Braunschweig/Göttingen. Schon länger klagen viele Kita-Träger über Schwierigkeiten, ihre Stellen adäquat zu besetzen. Wenn zur kräftezehrenden Pandemie noch Krankheitswellen kommen, wird es in vielen Einrichtungen richtig eng.
Abgesagte Elterngespräche, verkürzte Öffnungszeiten oder ganze Schließungen - in vielen niedersächsischen Kitas herrscht derzeit alles andere als ein Betreuungsalltag. "Die Corona-Pandemie hat viele Erzieherinnen ausgebrannt, und jetzt schlagen Grippewellen voll ein", sagte Jörg Schnitzerling vom ASC Göttingen, der über eine Tochtergesellschaft fünf Kitas mit etwa 350 Plätzen und rund 150 Erzieherinnen in der Stadt betreibt.
Bisher schafften es die Einrichtungen des ASC noch, die Lage zu meistern. "Die Situation hat sich aber verschärft", betonte der Vereinsvorsitzende Schnitzerling. Es gehe in den Kitas aber nicht kurzfristig um Krankheiten und die Pandemie. "Der Markt für Personal ist seit einigen Jahren leer gefegt", sagte Schnitzerling. Die im Sommer beschlossene Reform des Kita-Gesetzes helfe wenig, weil sie Ansprüche festschreibe, aber zu wenig an Ausbildung ändere, kritisierte der ASC-Vorsitzende. Diese sollte seiner Meinung nach mehr in den Betrieben erfolgen.
Der Städte- und Gemeindebund in Niedersachsen (NSGB) bestätigte auf Anfrage, dass sich aktuell Meldungen häuften, dass es schwierig sei, ausreichend geeignetes Personal zu finden. "Ich halte es für unumgänglich, dringend Abstriche bei den Standards zu machen, wenn ein Träger nicht in der Lage ist, das notwendige Personal zu gewinnen", sagte NSGB-Sprecher Marco Mensen. Ohne Ausnahmeregelungen und mehr Menschen für eine qualifizierte Tätigkeit in Kitas werde der derzeitige Betreuungsstandard nicht zu halten sein.
"Wir wissen, dass die Personallage in der Kindertagesbetreuung oftmals angespannt ist", sagte Ulrich Schubert aus dem Kultusministerium in Hannover dazu.
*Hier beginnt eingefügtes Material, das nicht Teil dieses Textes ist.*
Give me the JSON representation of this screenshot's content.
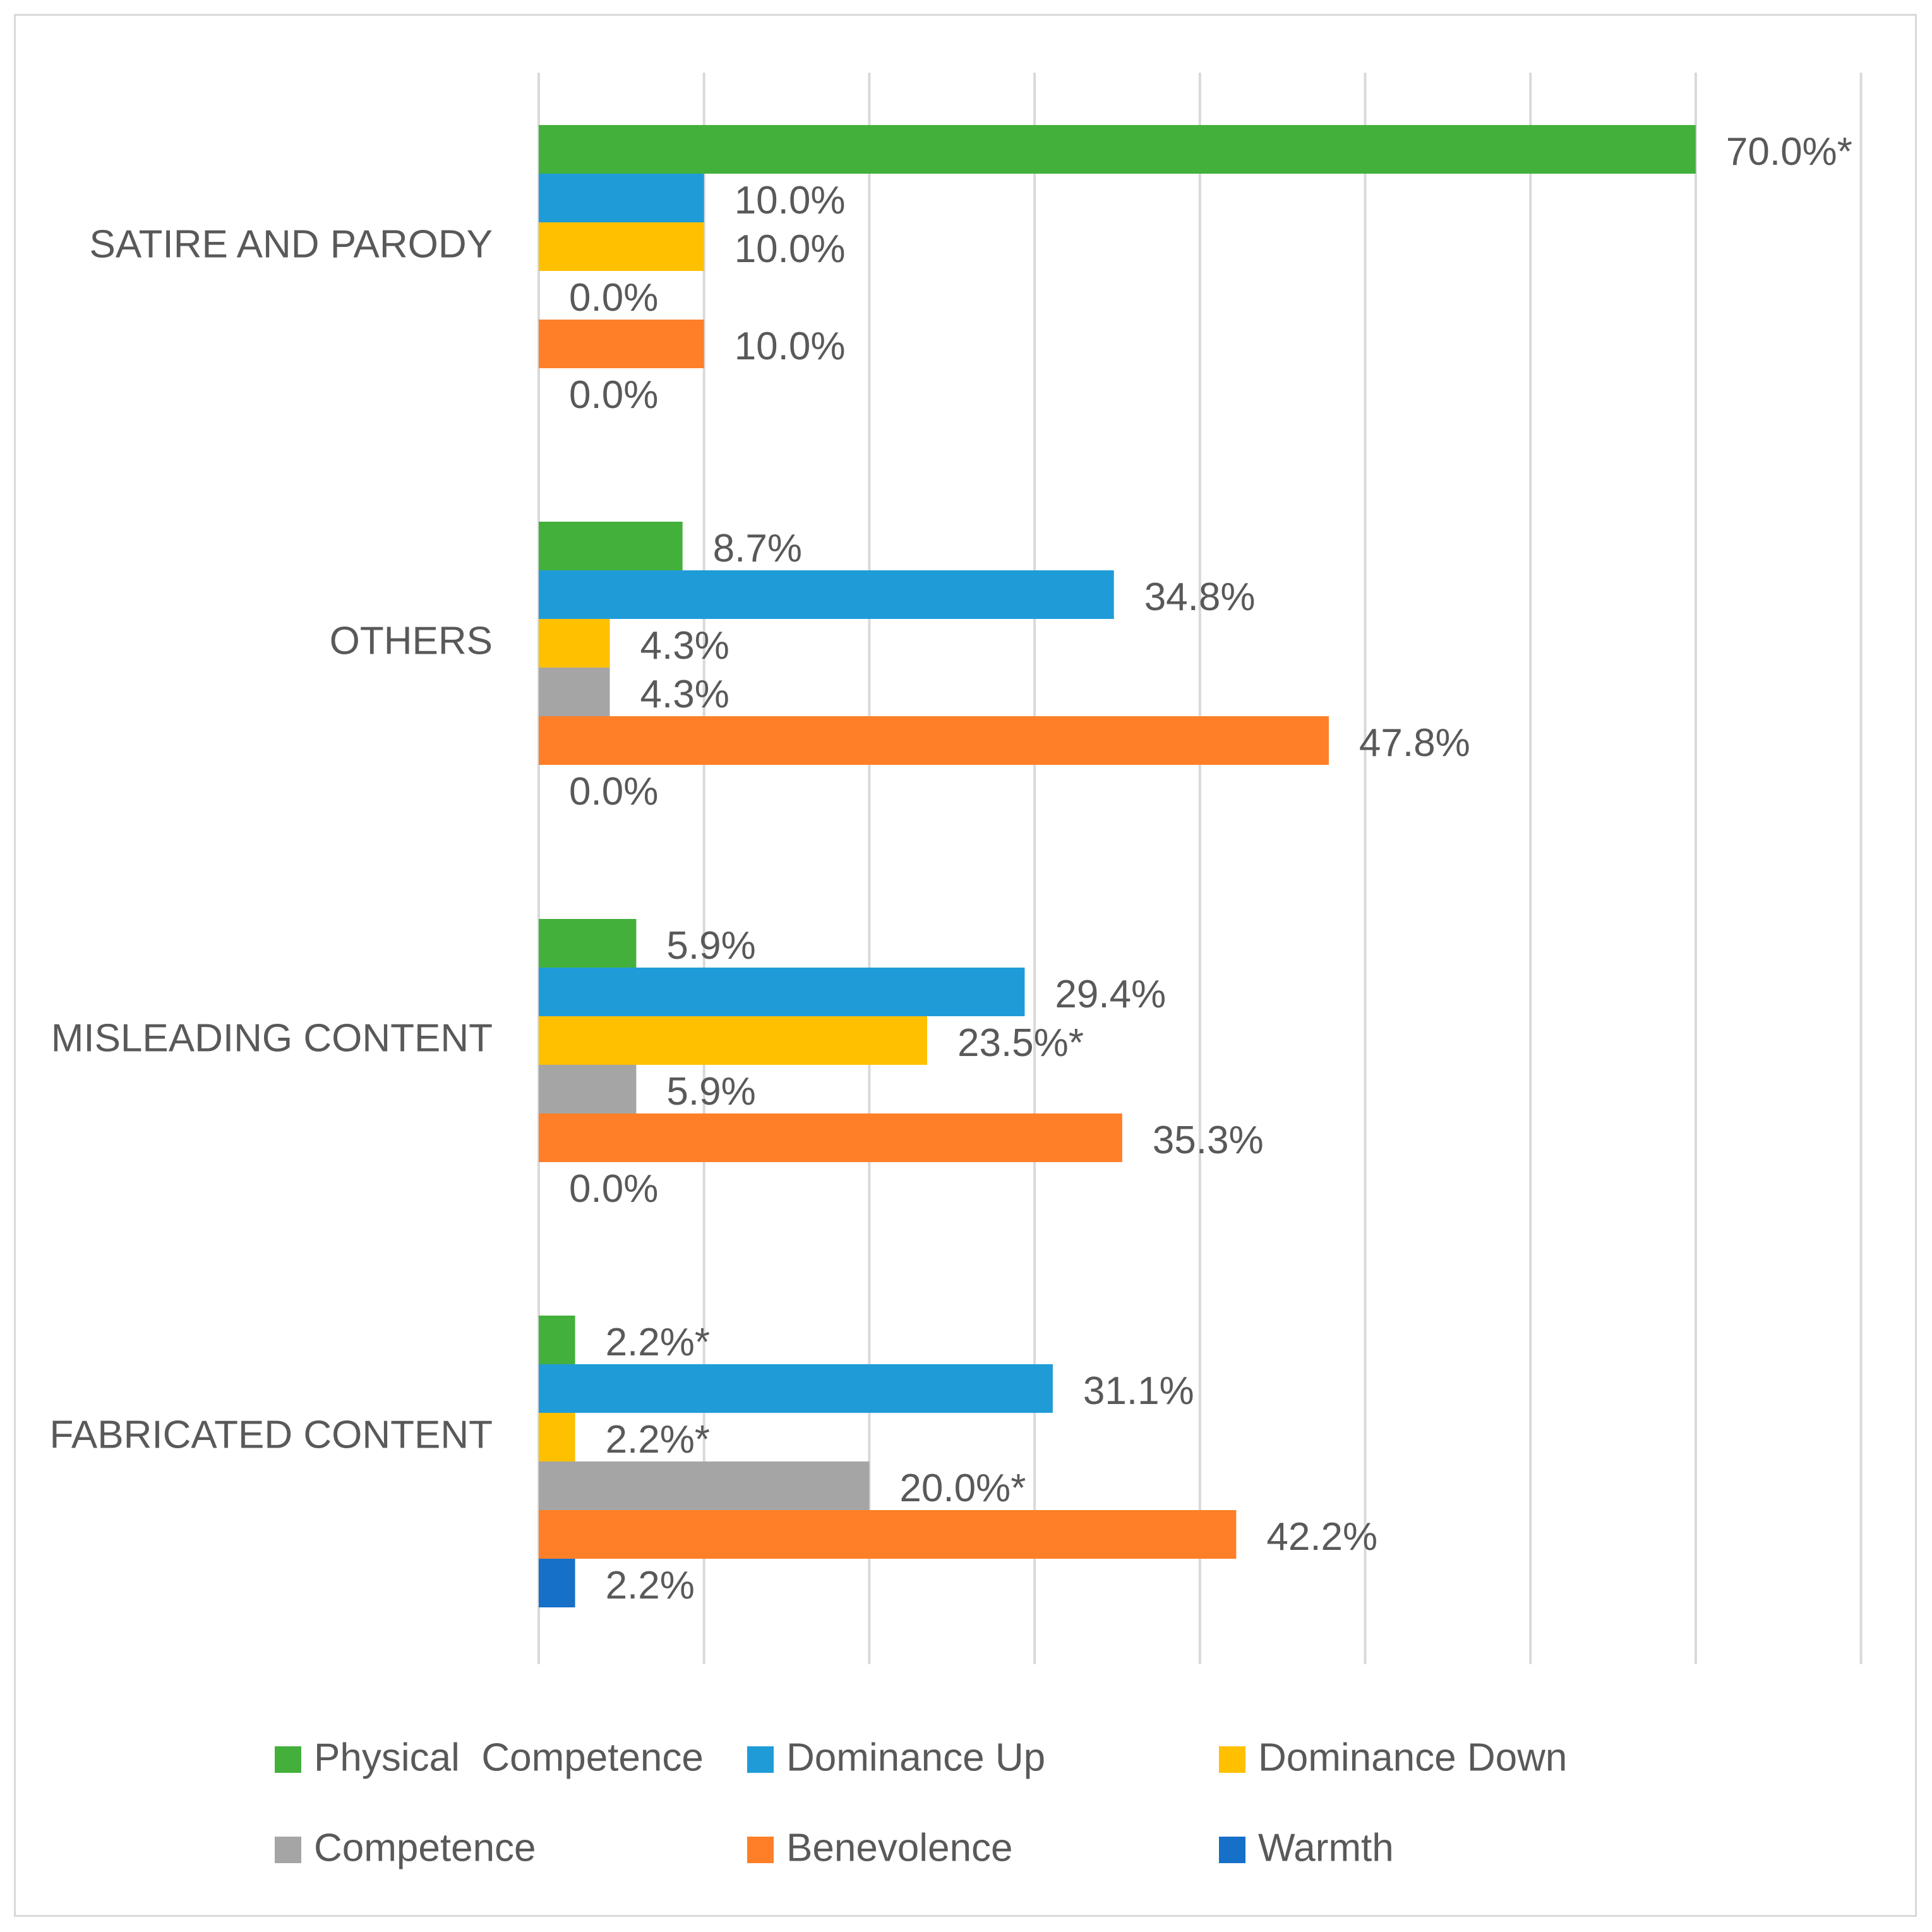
{
  "chart_data": {
    "type": "bar",
    "orientation": "horizontal",
    "categories": [
      "SATIRE AND PARODY",
      "OTHERS",
      "MISLEADING CONTENT",
      "FABRICATED CONTENT"
    ],
    "xlim": [
      0,
      80
    ],
    "grid": true,
    "legend_position": "bottom",
    "series": [
      {
        "name": "Physical  Competence",
        "color": "#43b03c",
        "values": [
          70.0,
          8.7,
          5.9,
          2.2
        ],
        "labels": [
          "70.0%*",
          "8.7%",
          "5.9%",
          "2.2%*"
        ]
      },
      {
        "name": "Dominance Up",
        "color": "#1f9cd8",
        "values": [
          10.0,
          34.8,
          29.4,
          31.1
        ],
        "labels": [
          "10.0%",
          "34.8%",
          "29.4%",
          "31.1%"
        ]
      },
      {
        "name": "Dominance Down",
        "color": "#ffc000",
        "values": [
          10.0,
          4.3,
          23.5,
          2.2
        ],
        "labels": [
          "10.0%",
          "4.3%",
          "23.5%*",
          "2.2%*"
        ]
      },
      {
        "name": "Competence",
        "color": "#a5a5a5",
        "values": [
          0.0,
          4.3,
          5.9,
          20.0
        ],
        "labels": [
          "0.0%",
          "4.3%",
          "5.9%",
          "20.0%*"
        ]
      },
      {
        "name": "Benevolence",
        "color": "#fe7f27",
        "values": [
          10.0,
          47.8,
          35.3,
          42.2
        ],
        "labels": [
          "10.0%",
          "47.8%",
          "35.3%",
          "42.2%"
        ]
      },
      {
        "name": "Warmth",
        "color": "#1670c8",
        "values": [
          0.0,
          0.0,
          0.0,
          2.2
        ],
        "labels": [
          "0.0%",
          "0.0%",
          "0.0%",
          "2.2%"
        ]
      }
    ]
  }
}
Die Ausbildungskapazitäten seien daher an den entsprechenden Fachschulen massiv ausgeweitet worden und verzeichneten deutliche Anstiege bei den Absolventen. Jährlich machen sich dem Ministerium zufolge rund 500 junge Menschen auf den Weg, Erzieher oder Sozialpädagogischer Assistent zu werden. In diesem Jahr sei erstmals die Marke von 17.000 Schülerinnen und Schüler, die einen für die Kindertagesbetreuung berufsqualifizierenden Abschluss erwerben, geknackt worden.
Um für den weiteren Bedarf auszubilden und Fachkräfte im Berufsfeld zu halten, hält aber auch das Ministerium weitere Anstrengungen für nötig. Die Kita-Reform vom Sommer schreibt unter anderem die stufenweise Einführung von mehr Personal in den Kindertagesstätten vor. Ausnahmegenehmigungen seien darin auch schon verankert, sagte Schubert. Handlungsbedarf werde in diesem Punkt nicht gesehen.
In der aktuellen Lage ist dem Ministeriumssprecher zufolge aber klar, dass die Pandemie viele Beschäftigte im Bereich Betreuung belastet und Kita-Träger ebenso wie Erzieherinnen vor große Herausforderungen stellt. Abwanderungstendenzen aus dem Beruf, wie etwa in der Pflege, seien aber derzeit nicht erkennbar.
"Eine solch angespannte Situation hatten wir noch nie", hatte etwa die Stadt Braunschweig Ende Oktober angesichts krankheitsbedingter Personalausfälle vermeldet. Es gebe weiterhin einen relativ hohen Krankenstand, sagte ein Stadtsprecher aktuell dazu.